• QX finalises lithium project acquisition ahead of schedule
  • Mexico-based zinc producer Consolidated Zinc sells 100% of 2022 production
  • Newly listed Lykos Metals and iTech Minerals surge in early trade

Here are the biggest small cap resources winners in early trade, Friday October 22.

 

QX RESOURCES (ASX:QXR)

Gold focused QX has officially acquired a lithium project in the Pilbara, the hard rock capital of the world.

The explorer exercised an option to buy the ‘Turner River’ lithium project early, in advance of the due diligence period lapsing.

This reflects QXR’s confidence in the project’s prospectivity, it says.

QXR will also acquire the adjoining tenements for an extra $6000, which brings the total tenement position at Turner River from 45sqkm to 84sqkm.

“Following the recent site visit and after further reviews of the project’s geology and the surrounding prospects, we have taken the decision to not only exercise the Turner River option early but to expand our tenement holdings in the area by applying for some adjoining ground which looks equally as prospective,” QXR chairman Maurice Feilich says.

That recent site visit identified contained “numerous pegmatite dykes”. Encouraging start.

“Further site visits are planned, and we look forward to keeping shareholders updated on progress here and with respect to the ongoing work in Queensland,” Feilich says.

The $18m market cap stock is up 200% over the past month.

QXR share price chart

 

CONSOLIDATED ZINC (ASX:CZL)

Miners across the ASX are reaping record profits as prices soar.

Small Mexico-based zinc producer CZL is no different.

It has now sold all of its high-grade, high-quality zinc concentrates from the recently refurbished ‘Plomosas’ mine for 2022.
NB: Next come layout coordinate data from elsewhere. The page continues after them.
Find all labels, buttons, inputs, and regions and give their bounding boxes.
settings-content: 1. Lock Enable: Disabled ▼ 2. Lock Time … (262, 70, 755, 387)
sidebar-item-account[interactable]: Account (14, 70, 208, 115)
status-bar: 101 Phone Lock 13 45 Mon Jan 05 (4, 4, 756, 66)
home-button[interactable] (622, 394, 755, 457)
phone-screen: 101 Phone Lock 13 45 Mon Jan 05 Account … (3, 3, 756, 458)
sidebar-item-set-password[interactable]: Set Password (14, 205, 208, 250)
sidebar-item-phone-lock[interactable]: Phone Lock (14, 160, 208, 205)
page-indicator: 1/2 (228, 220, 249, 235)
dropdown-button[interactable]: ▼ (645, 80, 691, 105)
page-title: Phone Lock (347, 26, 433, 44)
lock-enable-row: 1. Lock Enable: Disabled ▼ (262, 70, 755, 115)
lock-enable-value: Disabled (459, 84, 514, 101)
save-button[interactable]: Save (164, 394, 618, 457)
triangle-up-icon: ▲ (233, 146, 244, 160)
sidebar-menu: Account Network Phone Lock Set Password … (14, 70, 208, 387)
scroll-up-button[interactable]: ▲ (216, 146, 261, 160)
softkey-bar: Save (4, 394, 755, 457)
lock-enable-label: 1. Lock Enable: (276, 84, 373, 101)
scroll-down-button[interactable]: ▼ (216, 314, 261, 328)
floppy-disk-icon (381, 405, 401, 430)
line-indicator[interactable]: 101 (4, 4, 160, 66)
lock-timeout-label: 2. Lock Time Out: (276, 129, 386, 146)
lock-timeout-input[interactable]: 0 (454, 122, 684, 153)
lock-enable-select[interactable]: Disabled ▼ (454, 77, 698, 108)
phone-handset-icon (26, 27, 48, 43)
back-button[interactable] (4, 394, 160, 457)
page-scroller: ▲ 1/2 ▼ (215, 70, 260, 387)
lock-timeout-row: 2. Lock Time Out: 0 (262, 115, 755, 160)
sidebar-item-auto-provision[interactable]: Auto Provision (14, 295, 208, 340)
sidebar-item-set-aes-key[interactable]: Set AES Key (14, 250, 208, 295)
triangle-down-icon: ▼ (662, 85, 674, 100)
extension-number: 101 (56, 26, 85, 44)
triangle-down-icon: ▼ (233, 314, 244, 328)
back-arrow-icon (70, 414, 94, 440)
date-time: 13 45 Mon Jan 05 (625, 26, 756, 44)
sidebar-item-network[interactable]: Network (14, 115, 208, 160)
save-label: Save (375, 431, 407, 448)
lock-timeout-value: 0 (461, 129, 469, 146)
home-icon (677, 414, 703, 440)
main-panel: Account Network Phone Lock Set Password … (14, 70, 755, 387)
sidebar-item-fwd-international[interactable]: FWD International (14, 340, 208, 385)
The buyer Industrias Penoles — one of the world’s leading refiners of zinc and the largest global refiner of silver — will process the concentrates at its Mexican smelter, 600km away.

CZL is currently ramping up to 4,500t per month throughput from 9,000t of ore processed during the last quarter (~3,000/t per month).

In Q2, the $8.3m market cap company eked out a $195,000 profit before tax on the sale of 632t zinc and 158t lead in concentrate.

Cash costs for zinc produced were $1US.30/lb for the quarter, and $US1.18 year-to-date.

Zinc currently sells for over $US1.60/lb.

$18m market cap CZL is up 100% over the past month, and 20% year-to-date.

CZL share price chart

 

METAL TIGER (ASX:MTR)

LSE listed MTR is a resources sector investor which joined the Aussie bourse in May.

Right now, it hold stakes in companies like growing copper miner Sandfire Resources (ASX:SFR) (3.4%), African base metals explorer Cobre (ASX:CBE) (21%), and Southern Korean gold explorer Southern Gold (ASX:SAU) (19.1%).

It also has a 50.1% stake in copper play Kalahari Metals (Cobre owns the rest), which has just kicked off drilling at the ‘Endurance prospect’ in Botswana.

“Following the successful exploration vectoring results from the most recent round of drilling at KML’s Endurance Prospect and extensive geophysical depth-conductor modelling of potential copper-silver mineralisation trap sites, work on the planned 2,350m, 8 drill hole, programme has now commenced,” Metal Tiger chief exec Michael McNeilly says.

“We look forward to sharing further updates as the work progresses.”

$73.6m market cap MTR is down 9% over the past month.

Its investments – Sandfire, Cobre and Southern Gold – are -4%, -31% and +18% over the same period.

MTR share price chart

 

ITECH MINERALS (ASX:ITM) & LYKOS METALS (ASX:LYK)

These two explorers have made solid gains since listing on the ASX yesterday.

Lykos, the brainchild of Adriatic Metals (ASX:ADT)  cofounder and Aussie-Bosnian national Milos Bosnjakovic, listed on the ASX following an oversubbed $12m IPO.

Bosnjakovic sifted through about 50 projects in Bosnia & Herzegovina with Lykos managing director Mladen Stevanovic “and cherry-picked three of the best”.

These polymetallic projects – Sockovac, Sinjakovo, and Cajnice — have a long history of mineral discovery and extraction but remain almost completely unexplored since the early 1970s.

iTech raised $7m to explorer he Eyre Peninsula kaolin project in South Australia.

A review of historical data confirms that thick intervals of high purity kaolin are present from surface at the ‘Ethiopia’ prospect.

The review also found elevated levels of cerium in clay-rich intervals, an indicator that ionic adsorption clay rare earth elements may be present.

This type of mineralisation is rarely found outside of China and is generally considered to be some of the cheapest and most readily accessible sources of heavy rare earths.

Lykos and iTech are currently up 85% and 30%, respectively, on their IPO prices.